To control for population stratification, we regressed the PRS on the first 10 principal components of our ancestry matrix and used the residuals in all subsequent analysis. Details of the effect of this regression on the PRS distributions for our three ancestral cohorts are outlined in the supplementary information: Supplementary Methods and Supplementary Figures S2 and S3.

Statistical Analysis

Bilateral deep grey matter brain volumes for the thalamus, subthalamic nucleus, caudate nucleus and lentiform nucleus (globus pallidus and putamen) were corrected for intracranial volume and gestational age at birth. Corrected volumes were then regressed on the ancestry-corrected PRS generated at five different P-value thresholds using simple linear regression in R. The variance explained by the PRS was obtained by squaring the regression coefficient.

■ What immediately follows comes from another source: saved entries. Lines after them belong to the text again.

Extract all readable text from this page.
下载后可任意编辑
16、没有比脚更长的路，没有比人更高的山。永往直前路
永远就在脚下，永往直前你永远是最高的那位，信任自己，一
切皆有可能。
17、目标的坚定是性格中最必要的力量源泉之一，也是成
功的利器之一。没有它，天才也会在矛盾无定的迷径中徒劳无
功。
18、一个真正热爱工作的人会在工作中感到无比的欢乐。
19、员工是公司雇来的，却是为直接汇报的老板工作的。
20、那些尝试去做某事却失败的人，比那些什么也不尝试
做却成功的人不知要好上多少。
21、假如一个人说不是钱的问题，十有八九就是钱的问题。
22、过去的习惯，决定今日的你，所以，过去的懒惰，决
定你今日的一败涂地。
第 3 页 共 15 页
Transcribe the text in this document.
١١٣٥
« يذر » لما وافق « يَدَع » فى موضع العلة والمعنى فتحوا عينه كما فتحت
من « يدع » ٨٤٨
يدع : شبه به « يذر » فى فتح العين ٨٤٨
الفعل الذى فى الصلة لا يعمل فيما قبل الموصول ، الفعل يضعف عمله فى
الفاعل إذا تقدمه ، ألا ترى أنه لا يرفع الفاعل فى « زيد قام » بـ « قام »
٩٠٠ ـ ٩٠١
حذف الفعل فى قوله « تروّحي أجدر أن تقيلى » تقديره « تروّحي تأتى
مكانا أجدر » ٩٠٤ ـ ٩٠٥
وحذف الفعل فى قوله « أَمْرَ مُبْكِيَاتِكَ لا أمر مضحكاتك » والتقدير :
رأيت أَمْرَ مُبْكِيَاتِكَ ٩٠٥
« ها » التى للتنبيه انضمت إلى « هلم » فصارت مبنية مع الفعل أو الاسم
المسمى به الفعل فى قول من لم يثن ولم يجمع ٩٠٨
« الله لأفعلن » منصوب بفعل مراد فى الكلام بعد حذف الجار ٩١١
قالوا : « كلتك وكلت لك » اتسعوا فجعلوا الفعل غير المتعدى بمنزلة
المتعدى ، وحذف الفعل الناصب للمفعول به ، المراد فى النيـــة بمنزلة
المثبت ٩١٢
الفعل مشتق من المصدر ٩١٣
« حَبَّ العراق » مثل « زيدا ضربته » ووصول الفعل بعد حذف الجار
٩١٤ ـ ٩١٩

Our full sample includes infants from three different ancestral cohorts: European, Asian and African. In contrast, the GWAS meta-analysis results23 used to compute the PRS were compiled using subjects of European ancestry only. We have therefore conducted an additional sensitivity analysis using a sub-sample of our cohort comprising only the European infants.

Preterm birth is known to be associated with an increased risk of psychiatric disease. We therefore checked for a possible association between the psychiatric PRS and degree of prematurity (gestational age at birth). We additionally undertook two exploratory analyses. We looked for a possible relationship between psychiatric PRS and developmental outcome and psychiatric PRS and intracranial volume (Supplementary Methods and Results).

Results quoted in Tables 2 and 3 are raw P-values. We have additionally computed a multiple-comparison P-value threshold. Since both the deep grey matter volumes and the five polygenic risk score thresholds are highly correlated we have used the method proposed by40 to compute the effective number of independent tests performed (Meff). This accounts for the correlation structure between measures and calculates the Meff based on the observed eigenvalue variance using the matSpD interface (https://gump.qimr.edu.au/general/daleN/matSpD/). This calculation was performed for both the deep grey matter volumes (Meff_dgm) and the differently-thresholded polygenic scores (Meff_prs). The P-value for significance was determined as 0.05 divided by the product of Meff_dgm and Meff_prs. The four deep grey matter volumes resulted in two independent tests and the five differently-thresholded polygenic scores three independent tests, giving a multiple-comparison corrected P-value threshold of p < 0.008333. Results that survive the multiple-comparison correction in Tables 2 and 3 are indicated with an asterisk (*).